Sebastian is jealous of those secrets, just as he is jealous of his food. He is prepared to let the Undertaker share in the preparation of the boy's body: it pays off a few debts, and there is nothing left that interests him here beyond the aesthetics of laying him out for burying. A last service to his lord. A final underlining to his term of service.
"But you and I, we have more refined hungers," the Undertaker says. He ignores the ruffle of Sebastian's anger at the thought that the two of them are in any way comparable. "Nothing so human."
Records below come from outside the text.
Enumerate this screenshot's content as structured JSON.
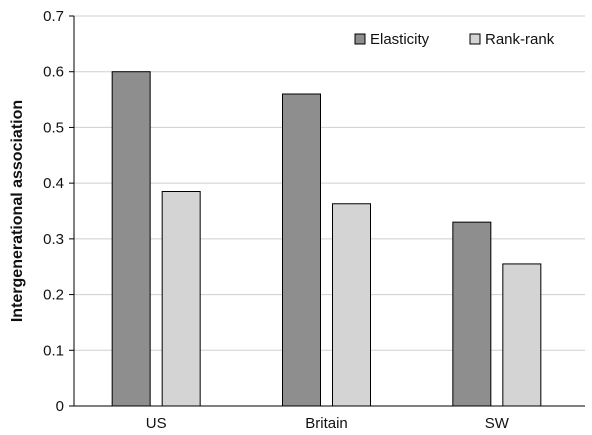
{
  "chart_data": {
    "type": "bar",
    "categories": [
      "US",
      "Britain",
      "SW"
    ],
    "series": [
      {
        "name": "Elasticity",
        "values": [
          0.6,
          0.56,
          0.33
        ],
        "color": "#8e8e8e"
      },
      {
        "name": "Rank-rank",
        "values": [
          0.385,
          0.363,
          0.255
        ],
        "color": "#d4d4d4"
      }
    ],
    "title": "",
    "xlabel": "",
    "ylabel": "Intergenerational association",
    "ylim": [
      0,
      0.7
    ],
    "yticks": [
      "0",
      "0.1",
      "0.2",
      "0.3",
      "0.4",
      "0.5",
      "0.6",
      "0.7"
    ],
    "grid": true,
    "legend_position": "top-right"
  }
}
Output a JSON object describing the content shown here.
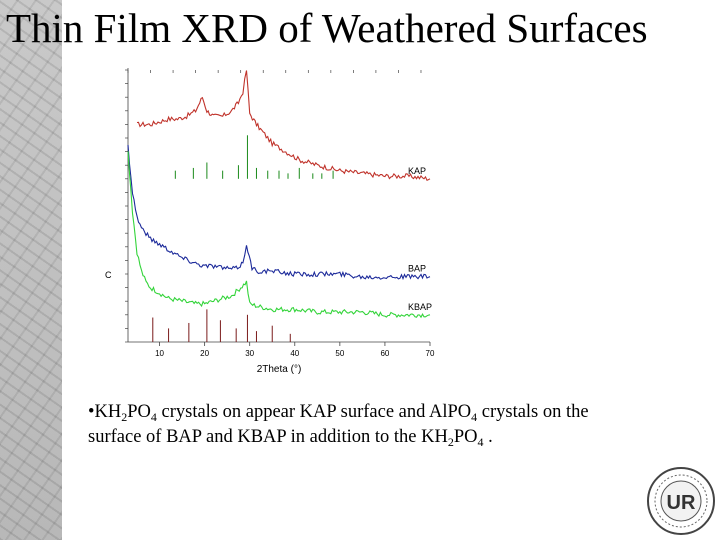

Sebastian decides to let it pass. He leaves the clothing and shoes be, and steps up to face the Undertaker over the boy's body, his hands moving to touch it one last time. The ribs, the shoulder, and – ah, so very intimate – the sealed eye. "All things hunger," he says. "To set ourselves above, rather than apart, is . . ."
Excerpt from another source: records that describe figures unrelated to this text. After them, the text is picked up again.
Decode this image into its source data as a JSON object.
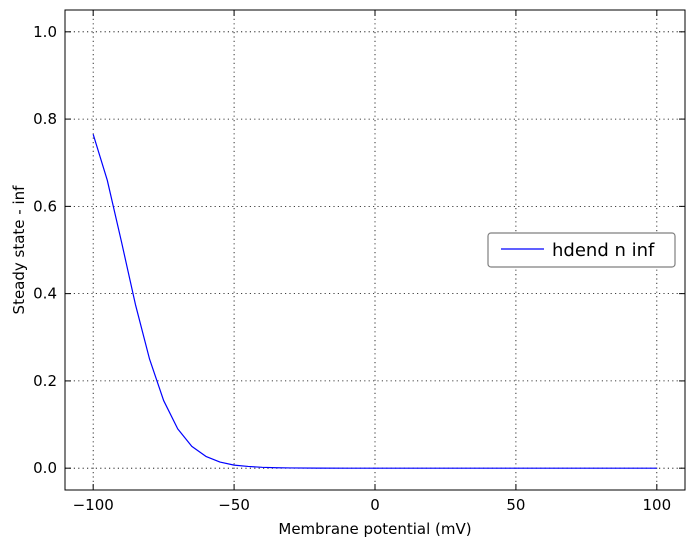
{
  "chart_data": {
    "type": "line",
    "title": "",
    "xlabel": "Membrane potential (mV)",
    "ylabel": "Steady state - inf",
    "xlim": [
      -110,
      110
    ],
    "ylim": [
      -0.05,
      1.05
    ],
    "xticks": [
      -100,
      -50,
      0,
      50,
      100
    ],
    "xtick_labels": [
      "−100",
      "−50",
      "0",
      "50",
      "100"
    ],
    "yticks": [
      0.0,
      0.2,
      0.4,
      0.6,
      0.8,
      1.0
    ],
    "ytick_labels": [
      "0.0",
      "0.2",
      "0.4",
      "0.6",
      "0.8",
      "1.0"
    ],
    "grid": true,
    "legend_position": "center-right",
    "series": [
      {
        "name": "hdend n inf",
        "color": "#0000ff",
        "x": [
          -100,
          -95,
          -90,
          -85,
          -80,
          -75,
          -70,
          -65,
          -60,
          -55,
          -50,
          -45,
          -40,
          -35,
          -30,
          -20,
          -10,
          0,
          25,
          50,
          75,
          100
        ],
        "y": [
          0.765,
          0.66,
          0.52,
          0.375,
          0.25,
          0.155,
          0.09,
          0.05,
          0.027,
          0.014,
          0.007,
          0.004,
          0.002,
          0.001,
          0.0005,
          0.0001,
          0.0,
          0.0,
          0.0,
          0.0,
          0.0,
          0.0
        ]
      }
    ]
  }
}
"Proud?" the Undertaker suggests.
"Self-deluding," Sebastian replies. Stroking the cold flesh is like toying with the wrappings of a parcel: nostalgic in some ways, anticipatory, a preparation of the appetite. He allows himself the luxury of this last physical intimacy, before the approaching and far more consuming union that awaits the boy's soul.
There is no such thing as time in Hell. There it is always now. It will always have been now. It will always be now. From that first panicked moment of contact, the binding of contracts and the branding of signs, through every moment of joy and grief and passion and despair: each wish that he fulfilled for the boy, each time he thwarted him and toyed with him and teased him, each time he took his orders and each time he bowed and said Yes,mylord. . .
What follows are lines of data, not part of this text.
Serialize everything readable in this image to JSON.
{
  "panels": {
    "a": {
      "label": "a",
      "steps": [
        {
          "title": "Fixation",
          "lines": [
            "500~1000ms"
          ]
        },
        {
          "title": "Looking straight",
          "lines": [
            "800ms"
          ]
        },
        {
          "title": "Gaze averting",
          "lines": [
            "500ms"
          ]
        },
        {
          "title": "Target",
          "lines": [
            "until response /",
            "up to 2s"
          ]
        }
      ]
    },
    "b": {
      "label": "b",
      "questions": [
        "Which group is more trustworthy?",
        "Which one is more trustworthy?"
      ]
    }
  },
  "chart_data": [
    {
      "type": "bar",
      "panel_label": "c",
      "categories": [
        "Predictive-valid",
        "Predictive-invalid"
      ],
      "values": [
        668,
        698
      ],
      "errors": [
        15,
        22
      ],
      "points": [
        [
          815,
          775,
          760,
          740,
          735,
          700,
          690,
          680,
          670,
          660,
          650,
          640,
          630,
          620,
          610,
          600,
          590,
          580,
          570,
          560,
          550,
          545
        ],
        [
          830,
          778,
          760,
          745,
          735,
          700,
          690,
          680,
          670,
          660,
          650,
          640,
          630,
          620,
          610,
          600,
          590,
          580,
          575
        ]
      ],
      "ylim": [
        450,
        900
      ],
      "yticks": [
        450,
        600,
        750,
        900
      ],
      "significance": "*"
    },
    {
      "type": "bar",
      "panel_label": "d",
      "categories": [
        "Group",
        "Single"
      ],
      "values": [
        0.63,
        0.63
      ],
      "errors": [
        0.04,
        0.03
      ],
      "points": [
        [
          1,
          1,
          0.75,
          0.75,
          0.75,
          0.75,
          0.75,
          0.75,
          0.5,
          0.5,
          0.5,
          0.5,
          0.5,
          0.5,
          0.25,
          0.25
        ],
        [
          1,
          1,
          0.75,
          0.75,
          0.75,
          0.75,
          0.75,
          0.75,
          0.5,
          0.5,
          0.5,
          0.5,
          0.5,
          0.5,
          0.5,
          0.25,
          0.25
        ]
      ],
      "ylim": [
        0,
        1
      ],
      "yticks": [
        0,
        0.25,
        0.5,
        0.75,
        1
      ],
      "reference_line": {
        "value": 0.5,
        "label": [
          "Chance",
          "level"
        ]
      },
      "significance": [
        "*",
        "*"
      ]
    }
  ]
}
He will (he is, he has) draw the boy's soul into himself. There it will be a diamond, where each separate reflection, each glimpse of light, each chatoyant flare, will be a moment of recollection that he will (is, has) devour eternally.
That is hunger. He wonders if humans ever feel it in quite the same way. He doubts it.
"After all these years," the Undertaker says, "one gets used to the usual stories. I did wonder if you and the boy would give me something new to watch. But no. A repetition, that's all." He gestures with one hand, then digs his nails into the boy's flesh. They leave dirty weals, but the corpse is too long dead to bleed.
"Don't blame yourself," Sebastian says. "It's hardly your fault that he knew no better – and you can't expect me to spoil my own game."
"But it would have been amusing."
"Amusement is nothing compared to hunger," Sebastian says, quite sincerely, quite honestly, because when one comes down to it, there is nothing but hunger.
"But couldn't you have let the game play out a little bit longer?" The Undertaker's fingers rake long red lines across the pale flesh, squeeze it like clay, press against the bones. "I'll concede the aesthetics of it, but –"
Sebastian raises his eyebrows. "You'll be accusing me of pitying him next."
"You might have loved him." The Undertaker begins to chuckle at the thought, and the sound echoes through the mortuary, and in the corners of the ceiling, spiders curl up their legs and die. "You might have cared enough for him to let him go."
This is too ridiculous for Sebastian even to consider it. "I desired his soul. That is something entirely different. I desired him far too much ever to let him go."
"But don't you think that desire is just another word for love?"
"No," Sebastian says, and finally turns away. He has an appointment with the boy's soul, after all, and it would be a pity to delay it any longer. "But then I have no sense of humour."
"A good butler always knows when to laugh," the Undertaker calls after him.
Sebastian does not bother to answer.
After all, he isn't a butler any more.